You are only showing a part of the puzzle, but for a full report you have to organize your data differently in a *slave* database. So it is better to get the link-metadata of all versions of objects but then store it in a more optimized way so you can count.
Directly on the CMS will simply put a lot of logic in your API application and has performance issues. At some point we shared an idea how it could be done over a webinar, see https://community.sdl.com/product-groups/sdl-tridion-dx/tridion-docs/m/videos/3165 around minute 45
Thanks. I'll watch. Generally I've been using graph databases and sparql for reporting. But, it's getting the data for the metrics from the CMS that I'm asking about here. Is there a faster way to find each variable, conref, image or topic referenced, in many baselines than a baseline report and DocumentObj.RetrieveLanguageMetadata possibly multiple times per baseline?
Hi Kendall - I'm interested in your graph db brand and usage :)
On the API part, don't know if we can do all this over a written correspondence. Let's see how this evolves...
A baseline contains LogicalIs (typically GUIDs) and Versions. But the metadata you need is on Language-level (typically source language or publication working language). So instead of retrieving one-by-one using LogicalId plus version, can ask for a report on the baseline that gives you back Language Card Ids.

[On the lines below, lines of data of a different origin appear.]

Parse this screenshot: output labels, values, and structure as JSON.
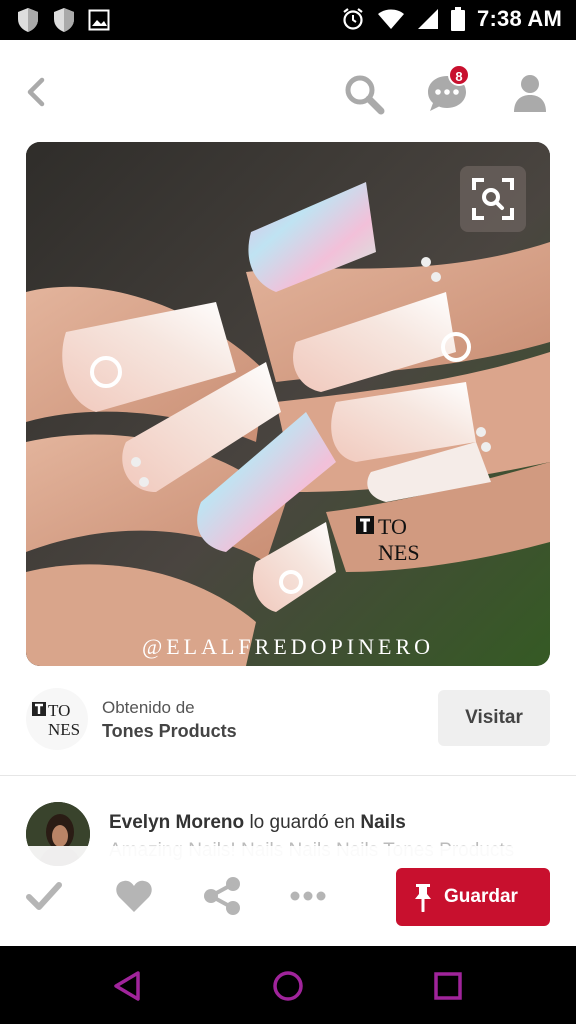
{
  "status_bar": {
    "time": "7:38 AM",
    "left_icons": [
      "shield-icon",
      "shield-icon",
      "image-icon"
    ],
    "right_icons": [
      "alarm-icon",
      "wifi-icon",
      "signal-icon",
      "battery-icon"
    ]
  },
  "top_bar": {
    "back_icon": "chevron-left-icon",
    "search_icon": "search-icon",
    "messages_icon": "chat-bubble-icon",
    "messages_badge": "8",
    "profile_icon": "person-icon"
  },
  "pin": {
    "watermark_handle": "@ELALFREDOPINERO",
    "brand_watermark": "TONES",
    "visual_search_icon": "visual-search-icon"
  },
  "source": {
    "label": "Obtenido de",
    "name": "Tones Products",
    "visit_label": "Visitar"
  },
  "saver": {
    "user": "Evelyn Moreno",
    "verb": "lo guardó en",
    "board": "Nails",
    "description": "Amazing Nails! Nails Nails Nails Tones Products"
  },
  "actions": {
    "done_icon": "check-icon",
    "like_icon": "heart-icon",
    "share_icon": "share-icon",
    "more_icon": "more-dots-icon",
    "save_label": "Guardar",
    "save_icon": "pushpin-icon"
  },
  "nav_bar": {
    "back_icon": "triangle-back-icon",
    "home_icon": "circle-home-icon",
    "recents_icon": "square-recents-icon"
  },
  "colors": {
    "accent": "#c8102e",
    "icon_gray": "#b5b5b5",
    "nav_purple": "#a0249b"
  }
}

Ok. I misunderstood the meaning of the reportitem elements apparently. I am using Baselin25.GetReport but each object element only has logicalid and version number. But, the first reportitem has the ishlngref, which I took to be a link rather than the object itself. Thanks!

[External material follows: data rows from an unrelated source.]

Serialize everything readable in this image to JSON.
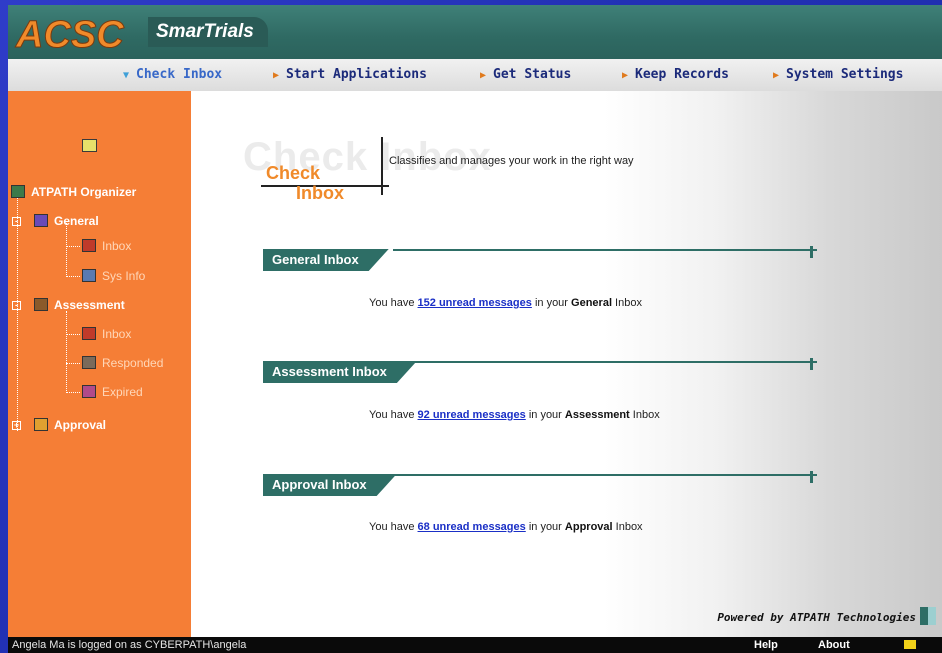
{
  "header": {
    "logo_text": "ACSC",
    "brand": "SmarTrials"
  },
  "menu": [
    {
      "label": "Check Inbox",
      "active": true
    },
    {
      "label": "Start Applications",
      "active": false
    },
    {
      "label": "Get Status",
      "active": false
    },
    {
      "label": "Keep Records",
      "active": false
    },
    {
      "label": "System Settings",
      "active": false
    }
  ],
  "sidebar": {
    "root": "ATPATH Organizer",
    "groups": [
      {
        "label": "General",
        "items": [
          "Inbox",
          "Sys Info"
        ]
      },
      {
        "label": "Assessment",
        "items": [
          "Inbox",
          "Responded",
          "Expired"
        ]
      },
      {
        "label": "Approval",
        "items": []
      }
    ]
  },
  "page": {
    "ghost_title": "Check Inbox",
    "title_line1": "Check",
    "title_line2": "Inbox",
    "description": "Classifies and manages your work in the right way"
  },
  "sections": [
    {
      "title": "General Inbox",
      "prefix": "You have ",
      "link": "152 unread messages",
      "mid": " in your ",
      "box": "General",
      "suffix": " Inbox"
    },
    {
      "title": "Assessment Inbox",
      "prefix": "You have ",
      "link": "92 unread messages",
      "mid": " in your ",
      "box": "Assessment",
      "suffix": " Inbox"
    },
    {
      "title": "Approval Inbox",
      "prefix": "You have ",
      "link": "68 unread messages",
      "mid": " in your ",
      "box": "Approval",
      "suffix": " Inbox"
    }
  ],
  "footer": {
    "powered_by": "Powered by ATPATH Technologies",
    "status": "Angela Ma is logged on as CYBERPATH\\angela",
    "help": "Help",
    "about": "About"
  },
  "colors": {
    "sidebar": "#f57e36",
    "header": "#2f6a63",
    "accent": "#f08a2a",
    "link": "#1a2fc6"
  }
}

I am currently using blazegraph to store RDF and then I use SPARQL to query the triples. I've also used openrdf's native storage implementation with their API and another approach when trees made more sense than graphs, was to use XQuery so I stored data in basex.
Many problems I have had to solve working with DITA CMS systems has been accounting for the fact the CMS (SDL or other) stores XML as text. Inventing my own logic to deal with the text has usually looked like more work than using one of the standards based solution like XML or RDF, so I've dealt with that by transferring data out of the CMS into an XML database or graph database in order to work with it.